Here are a few personalised 3D printing use-cases with mass market appeal:
- Custom jewelry
- DIY and hobbyist products
- Fashion and gadget accessories
- Personalised appliances and household items
However, products don’t have to be personalised to match your taste; they could also be made to perfectly match your physique, like a tailored suit. These products might not have the mass market appeal of personalised toys, but that doesn’t make them less exciting. In fact, I find them a lot more interesting than a customised brooch or doll.
Here are just some examples:
- Digital dentistry
- Surgery (mockups for training, 3D-printed replacement joints)
- Advanced prosthetics
- Tailored equipment and apparel for various professions
- Sports equipment and accessories
Sure, these applications don’t have nearly the same emotional appeal as the ones I mentioned earlier, but in the big scheme of things they could be just as lucrative and important, especially when you consider medical applications.
The Implications And Future Of 3D Printing
So what’s the bottom line? Will 3D printing change the industrial landscape? Is it really the next industrial revolution?
3D printing, or additive manufacturing, is a very promising, but immature, technology. It clearly has a lot of potential, but we’re still nowhere close to realising it even though the industry is seeing a lot of growth.
In fact, the market for 3D printing services, hardware, and materials, has been growing at a healthy double-digit rate for years. Most analysts expect the market to double by the end of the decade, passing the $10 billion mark. That may sound like a lot of money, but let’s put it in perspective: The same analysts expect annual smartphone shipments for 2015 to end up in the 1.3 to 1.4 billion unit range.

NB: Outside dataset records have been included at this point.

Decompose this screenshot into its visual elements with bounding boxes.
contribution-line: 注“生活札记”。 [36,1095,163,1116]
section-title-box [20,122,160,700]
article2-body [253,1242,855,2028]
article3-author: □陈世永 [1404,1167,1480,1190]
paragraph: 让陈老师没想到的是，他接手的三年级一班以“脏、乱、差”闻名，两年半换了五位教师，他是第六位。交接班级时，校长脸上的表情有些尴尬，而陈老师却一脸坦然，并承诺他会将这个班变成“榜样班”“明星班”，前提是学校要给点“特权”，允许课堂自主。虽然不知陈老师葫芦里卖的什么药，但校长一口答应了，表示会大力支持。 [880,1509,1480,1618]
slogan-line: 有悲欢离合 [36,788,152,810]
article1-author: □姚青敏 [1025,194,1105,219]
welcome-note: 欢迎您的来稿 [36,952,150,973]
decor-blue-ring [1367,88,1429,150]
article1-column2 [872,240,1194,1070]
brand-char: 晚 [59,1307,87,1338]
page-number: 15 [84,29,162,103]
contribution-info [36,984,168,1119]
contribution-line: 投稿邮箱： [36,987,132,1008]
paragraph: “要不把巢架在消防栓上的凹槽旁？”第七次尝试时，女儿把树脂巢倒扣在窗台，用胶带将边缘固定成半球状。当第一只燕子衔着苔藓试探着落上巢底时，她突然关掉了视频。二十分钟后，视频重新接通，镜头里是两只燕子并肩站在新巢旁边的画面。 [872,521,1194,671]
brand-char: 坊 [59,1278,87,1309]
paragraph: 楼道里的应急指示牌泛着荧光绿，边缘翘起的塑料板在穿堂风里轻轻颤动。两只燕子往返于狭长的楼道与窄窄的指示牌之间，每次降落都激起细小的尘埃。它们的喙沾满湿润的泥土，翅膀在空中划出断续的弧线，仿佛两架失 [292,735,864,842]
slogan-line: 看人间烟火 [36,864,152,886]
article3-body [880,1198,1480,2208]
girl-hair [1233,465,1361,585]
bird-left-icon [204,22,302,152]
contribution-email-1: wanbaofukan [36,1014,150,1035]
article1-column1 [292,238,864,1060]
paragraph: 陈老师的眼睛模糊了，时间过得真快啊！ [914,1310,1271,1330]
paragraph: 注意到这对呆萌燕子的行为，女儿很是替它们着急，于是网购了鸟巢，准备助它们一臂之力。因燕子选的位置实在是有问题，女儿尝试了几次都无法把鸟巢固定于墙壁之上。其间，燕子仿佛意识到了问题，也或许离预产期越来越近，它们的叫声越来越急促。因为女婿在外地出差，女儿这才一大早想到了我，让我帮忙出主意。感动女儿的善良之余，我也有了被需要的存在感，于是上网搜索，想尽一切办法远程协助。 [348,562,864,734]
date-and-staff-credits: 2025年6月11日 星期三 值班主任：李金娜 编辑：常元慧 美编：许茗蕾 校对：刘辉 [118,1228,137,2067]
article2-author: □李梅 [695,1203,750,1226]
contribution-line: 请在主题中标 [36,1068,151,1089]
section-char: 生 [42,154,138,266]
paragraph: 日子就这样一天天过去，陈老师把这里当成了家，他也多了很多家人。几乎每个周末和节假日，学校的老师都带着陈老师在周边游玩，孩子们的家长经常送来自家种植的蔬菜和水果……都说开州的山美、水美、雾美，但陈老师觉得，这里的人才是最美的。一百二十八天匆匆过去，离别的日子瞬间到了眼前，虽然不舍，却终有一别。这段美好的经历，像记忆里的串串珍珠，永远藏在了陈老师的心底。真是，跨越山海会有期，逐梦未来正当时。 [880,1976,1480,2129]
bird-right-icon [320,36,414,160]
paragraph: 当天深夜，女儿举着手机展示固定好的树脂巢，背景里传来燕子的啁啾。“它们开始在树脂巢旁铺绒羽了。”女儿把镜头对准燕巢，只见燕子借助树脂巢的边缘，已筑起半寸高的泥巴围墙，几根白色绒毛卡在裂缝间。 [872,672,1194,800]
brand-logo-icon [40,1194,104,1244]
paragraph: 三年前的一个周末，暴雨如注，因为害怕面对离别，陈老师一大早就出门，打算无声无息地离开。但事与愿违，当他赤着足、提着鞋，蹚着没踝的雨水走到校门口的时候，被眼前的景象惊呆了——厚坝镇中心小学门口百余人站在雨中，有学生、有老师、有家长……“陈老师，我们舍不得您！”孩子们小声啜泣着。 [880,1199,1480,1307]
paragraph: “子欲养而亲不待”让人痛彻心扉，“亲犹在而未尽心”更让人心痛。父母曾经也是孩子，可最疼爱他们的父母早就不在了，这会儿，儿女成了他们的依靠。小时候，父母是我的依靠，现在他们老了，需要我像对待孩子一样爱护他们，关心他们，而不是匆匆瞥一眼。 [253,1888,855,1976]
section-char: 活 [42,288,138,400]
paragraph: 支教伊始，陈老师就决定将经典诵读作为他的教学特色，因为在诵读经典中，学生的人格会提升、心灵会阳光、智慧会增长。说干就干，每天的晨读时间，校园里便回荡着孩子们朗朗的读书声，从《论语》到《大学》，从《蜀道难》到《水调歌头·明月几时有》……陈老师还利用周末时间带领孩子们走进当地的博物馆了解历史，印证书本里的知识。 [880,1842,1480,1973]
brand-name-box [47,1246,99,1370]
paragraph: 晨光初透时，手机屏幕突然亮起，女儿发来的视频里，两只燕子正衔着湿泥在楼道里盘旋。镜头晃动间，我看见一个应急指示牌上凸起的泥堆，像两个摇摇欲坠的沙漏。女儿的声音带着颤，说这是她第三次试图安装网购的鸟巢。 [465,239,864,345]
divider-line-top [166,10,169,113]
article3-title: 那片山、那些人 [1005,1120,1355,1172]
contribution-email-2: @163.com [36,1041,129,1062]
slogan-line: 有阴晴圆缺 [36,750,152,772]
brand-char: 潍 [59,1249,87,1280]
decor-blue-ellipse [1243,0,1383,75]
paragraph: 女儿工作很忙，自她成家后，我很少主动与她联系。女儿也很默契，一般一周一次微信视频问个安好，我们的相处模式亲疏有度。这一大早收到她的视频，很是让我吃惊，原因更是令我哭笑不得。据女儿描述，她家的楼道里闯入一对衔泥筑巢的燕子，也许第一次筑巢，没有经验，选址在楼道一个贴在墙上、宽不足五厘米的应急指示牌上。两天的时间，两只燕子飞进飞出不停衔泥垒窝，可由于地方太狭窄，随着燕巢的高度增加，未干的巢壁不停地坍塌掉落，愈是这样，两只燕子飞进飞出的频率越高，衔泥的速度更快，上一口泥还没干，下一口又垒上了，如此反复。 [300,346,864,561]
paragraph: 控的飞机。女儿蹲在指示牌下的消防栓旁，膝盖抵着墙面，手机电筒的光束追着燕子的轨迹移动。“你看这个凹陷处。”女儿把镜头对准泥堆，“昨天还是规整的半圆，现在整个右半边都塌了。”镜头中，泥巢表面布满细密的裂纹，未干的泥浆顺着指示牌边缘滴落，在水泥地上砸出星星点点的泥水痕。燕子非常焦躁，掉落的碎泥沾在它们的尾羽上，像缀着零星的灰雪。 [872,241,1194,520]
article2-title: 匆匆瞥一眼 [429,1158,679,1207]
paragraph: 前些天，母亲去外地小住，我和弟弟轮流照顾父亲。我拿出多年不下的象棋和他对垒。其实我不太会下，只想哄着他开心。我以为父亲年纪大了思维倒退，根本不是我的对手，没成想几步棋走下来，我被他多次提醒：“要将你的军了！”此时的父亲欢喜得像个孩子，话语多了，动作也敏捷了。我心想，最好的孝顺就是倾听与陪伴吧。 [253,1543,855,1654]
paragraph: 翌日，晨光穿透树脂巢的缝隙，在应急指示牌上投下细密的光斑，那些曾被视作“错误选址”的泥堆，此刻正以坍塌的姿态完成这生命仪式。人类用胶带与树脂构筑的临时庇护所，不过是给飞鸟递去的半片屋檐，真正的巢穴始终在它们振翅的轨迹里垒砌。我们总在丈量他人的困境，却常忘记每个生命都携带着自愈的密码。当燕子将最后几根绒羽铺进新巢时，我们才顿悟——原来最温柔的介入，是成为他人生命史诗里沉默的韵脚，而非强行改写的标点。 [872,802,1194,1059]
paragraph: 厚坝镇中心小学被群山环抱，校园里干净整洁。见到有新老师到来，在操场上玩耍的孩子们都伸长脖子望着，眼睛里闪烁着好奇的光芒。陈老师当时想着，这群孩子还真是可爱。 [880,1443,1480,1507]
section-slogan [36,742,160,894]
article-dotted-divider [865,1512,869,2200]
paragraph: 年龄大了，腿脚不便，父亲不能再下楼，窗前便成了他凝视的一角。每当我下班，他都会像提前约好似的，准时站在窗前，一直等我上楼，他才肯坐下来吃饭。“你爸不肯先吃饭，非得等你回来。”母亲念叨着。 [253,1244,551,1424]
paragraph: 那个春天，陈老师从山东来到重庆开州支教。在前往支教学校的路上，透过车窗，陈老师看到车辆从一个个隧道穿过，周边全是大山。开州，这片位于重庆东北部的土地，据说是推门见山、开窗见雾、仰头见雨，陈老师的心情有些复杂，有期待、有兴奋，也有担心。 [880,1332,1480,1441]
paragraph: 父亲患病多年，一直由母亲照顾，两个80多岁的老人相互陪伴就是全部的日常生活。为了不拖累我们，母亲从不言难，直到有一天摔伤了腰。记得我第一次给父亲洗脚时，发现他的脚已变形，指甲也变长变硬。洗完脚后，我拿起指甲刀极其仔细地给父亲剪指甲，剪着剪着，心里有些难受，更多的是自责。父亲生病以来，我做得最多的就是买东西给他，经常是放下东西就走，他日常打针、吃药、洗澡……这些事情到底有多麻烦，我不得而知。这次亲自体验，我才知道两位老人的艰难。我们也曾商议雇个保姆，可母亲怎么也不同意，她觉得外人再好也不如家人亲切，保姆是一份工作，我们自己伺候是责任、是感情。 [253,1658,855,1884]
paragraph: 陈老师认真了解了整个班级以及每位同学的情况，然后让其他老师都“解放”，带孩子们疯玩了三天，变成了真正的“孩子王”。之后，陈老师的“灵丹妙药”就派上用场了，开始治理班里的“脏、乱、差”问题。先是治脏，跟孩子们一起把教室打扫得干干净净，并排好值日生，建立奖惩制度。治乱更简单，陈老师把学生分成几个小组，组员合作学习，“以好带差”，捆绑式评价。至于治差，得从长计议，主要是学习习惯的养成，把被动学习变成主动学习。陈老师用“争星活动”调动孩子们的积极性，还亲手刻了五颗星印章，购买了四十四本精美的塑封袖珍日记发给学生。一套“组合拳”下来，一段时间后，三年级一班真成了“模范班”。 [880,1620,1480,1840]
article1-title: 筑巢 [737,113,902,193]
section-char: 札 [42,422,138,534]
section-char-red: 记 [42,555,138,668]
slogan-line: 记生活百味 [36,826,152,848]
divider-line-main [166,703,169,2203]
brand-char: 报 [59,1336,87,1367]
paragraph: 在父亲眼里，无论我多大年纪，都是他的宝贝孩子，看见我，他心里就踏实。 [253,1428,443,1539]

Looking past the hype, 3D printing is a technology with limited appeal, at least at this early stage. However, we will continue to see growth and development for the foreseeable future, backed by new use-cases. Many of these use-cases and business models will be based around 3D printing fulfilment services. This is good news for small businesses and individuals, because they will be able to use third-party infrastructure with relative ease. They won’t have to buy dozens of printers, they will simply integrate a few APIs to their platform and that’s it.
In the short term, this is the future of 3D printing, at least from a mass market perspective.